Joe Ruttman’s extended NASCAR career concluded with four Camping World Truck series races in 2007. Always, he would playfully deflect questions about his age. He admitted only to being “older than dirt.” He was 62.
True, Ruttman was a decade older than even his oldest rivals in the end. But every CWT champion from 2004 through 2010 had his 42nd birthday in the rearview mirror. Maybe Methuselah owned a pickup truck.
James Buescher, an unflappable 22-year-old driver from Plano, Texas, figures prominently in a sharply altered perception of the 17-year-old Camping World series, however.
Buescher will accelerate into the Ford EcoBoost 200 at Homestead-Miami Speedway on Friday night in position to secure the second consecutive series championship for a young gun on the way up, not a grizzled veteran whose next career move will be into retirement.
A winner a series-best four times through 21 starts, Buescher can celebrate a title by getting his No. 31 Exide Chevrolet to the checkered flag seventh or better in the finale, no matter how closest challengers Timothy Peters and Ty Dillon fare.
Dillon, 20, is the younger brother of Austin Dillon. It was Austin who, at age 21, changed the series’ landscape by capping a 2011 championship season with a prudent 10th-place Homestead drive needing only to finish 16th to clinch.
Not only did Buescher finish third in points last year, further reflecting a changing of the guard. But four of the top five in 2012 points entering the Ford 200 have yet to reach their 23th birthday. Peters, 32, is the exception. The series clearly has become what it was primarily intended from the beginning to be — a rung on the ladder toward the Nationwide and premier Sprint Cup series.
“People are making investments in young drivers,” Buescher reasoned by telephone last week. “The superstar drivers have been superstar drivers for quite a while. The next generation has to come from somewhere.”

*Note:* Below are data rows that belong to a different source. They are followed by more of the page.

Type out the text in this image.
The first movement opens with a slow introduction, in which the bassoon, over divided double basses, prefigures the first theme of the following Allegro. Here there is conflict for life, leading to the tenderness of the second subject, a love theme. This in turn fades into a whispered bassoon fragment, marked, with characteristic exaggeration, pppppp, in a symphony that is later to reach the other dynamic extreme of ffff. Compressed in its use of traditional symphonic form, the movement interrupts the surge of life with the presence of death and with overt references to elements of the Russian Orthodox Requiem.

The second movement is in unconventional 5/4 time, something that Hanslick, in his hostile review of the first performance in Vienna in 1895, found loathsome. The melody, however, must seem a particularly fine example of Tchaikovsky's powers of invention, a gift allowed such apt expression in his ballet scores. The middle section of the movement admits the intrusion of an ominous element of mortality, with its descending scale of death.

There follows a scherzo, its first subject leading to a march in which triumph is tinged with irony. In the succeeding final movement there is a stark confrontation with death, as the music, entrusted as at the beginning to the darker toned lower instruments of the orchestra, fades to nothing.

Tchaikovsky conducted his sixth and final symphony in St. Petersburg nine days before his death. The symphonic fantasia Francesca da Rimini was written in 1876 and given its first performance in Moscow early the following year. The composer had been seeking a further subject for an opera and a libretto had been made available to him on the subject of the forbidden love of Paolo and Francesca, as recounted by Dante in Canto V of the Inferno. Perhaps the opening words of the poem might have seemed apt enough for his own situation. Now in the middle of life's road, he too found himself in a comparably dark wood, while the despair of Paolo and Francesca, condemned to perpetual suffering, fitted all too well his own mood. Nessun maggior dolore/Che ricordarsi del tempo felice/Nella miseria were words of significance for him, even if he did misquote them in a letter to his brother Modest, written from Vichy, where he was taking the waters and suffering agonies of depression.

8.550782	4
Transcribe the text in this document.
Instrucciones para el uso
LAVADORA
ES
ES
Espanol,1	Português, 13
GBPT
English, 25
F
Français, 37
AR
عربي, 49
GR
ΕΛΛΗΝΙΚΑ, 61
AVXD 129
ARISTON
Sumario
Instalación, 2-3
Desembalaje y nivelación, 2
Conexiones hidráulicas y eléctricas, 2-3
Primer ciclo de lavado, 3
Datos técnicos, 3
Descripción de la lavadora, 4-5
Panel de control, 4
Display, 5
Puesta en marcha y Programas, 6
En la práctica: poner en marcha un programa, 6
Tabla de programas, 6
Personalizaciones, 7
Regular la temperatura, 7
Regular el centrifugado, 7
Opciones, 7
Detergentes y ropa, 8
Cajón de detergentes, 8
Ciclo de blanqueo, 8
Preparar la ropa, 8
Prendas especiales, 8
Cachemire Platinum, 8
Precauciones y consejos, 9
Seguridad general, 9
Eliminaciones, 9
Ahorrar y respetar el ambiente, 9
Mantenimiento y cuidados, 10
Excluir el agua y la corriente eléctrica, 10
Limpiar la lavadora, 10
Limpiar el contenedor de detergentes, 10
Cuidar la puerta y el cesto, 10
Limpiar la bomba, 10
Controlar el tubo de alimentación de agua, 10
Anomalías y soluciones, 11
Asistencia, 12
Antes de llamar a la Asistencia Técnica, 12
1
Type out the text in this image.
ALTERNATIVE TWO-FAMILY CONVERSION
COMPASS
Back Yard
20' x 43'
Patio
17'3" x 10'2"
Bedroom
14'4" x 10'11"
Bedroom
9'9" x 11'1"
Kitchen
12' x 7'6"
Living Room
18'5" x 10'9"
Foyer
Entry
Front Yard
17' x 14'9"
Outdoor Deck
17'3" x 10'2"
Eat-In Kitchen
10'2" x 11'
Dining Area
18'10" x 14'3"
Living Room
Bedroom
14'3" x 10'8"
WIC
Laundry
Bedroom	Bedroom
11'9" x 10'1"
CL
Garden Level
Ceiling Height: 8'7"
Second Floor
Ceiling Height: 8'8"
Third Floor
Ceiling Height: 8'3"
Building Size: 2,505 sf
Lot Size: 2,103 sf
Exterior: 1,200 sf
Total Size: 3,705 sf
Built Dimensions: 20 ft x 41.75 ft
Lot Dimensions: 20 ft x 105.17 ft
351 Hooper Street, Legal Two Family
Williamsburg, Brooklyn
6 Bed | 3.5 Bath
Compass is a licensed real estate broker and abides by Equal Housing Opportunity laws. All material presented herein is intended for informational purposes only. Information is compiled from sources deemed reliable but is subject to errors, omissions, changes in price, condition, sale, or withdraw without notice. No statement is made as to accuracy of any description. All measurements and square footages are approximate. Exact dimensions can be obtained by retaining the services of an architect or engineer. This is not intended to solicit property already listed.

Wayne Auton, NASCAR’s truck series director almost from its inception, couldn’t have said it better. “It’s hard to go from a weekly short-track series straight into NASCAR [Sprint] Cup,” he said. “The young guns have to get their training somewhere, and that’s part of our job here.”
That learning-on-the-fly dynamic, packaged with the chance to climb into a competitive mount instantly, has created a remarkable level of competition. A series-record 15 drivers have achieved victory in the 21 races to date, and eight of them are first-time winners, including Buescher.
Even more strikingly, 20-somethings have collected 12 victories and 18-year-old Ryan Blaney a 13th, with Sprint Cup invaders Kevin Harvick, Kasey Kahne and Denny Hamlin cherry-picking three others.
“Who’d have thought we’d ever go through a season without Ron Hornaday Jr. winning a race?’’ a chuckling Auton said of the iconic 54-year-old, four-time truck series champion who remains competitive today. “It shows that the series is very competitive, whether you’re a young gun or a veteran.”
The series, long dominated by the likes of Hornaday Jr., Jack Sprague, Mike Skinner and Todd Bodine, has always had up-and-comers, Auton added. (Kyle Busch’s 30 victories helped prepare him for Sprint Cup stardom.)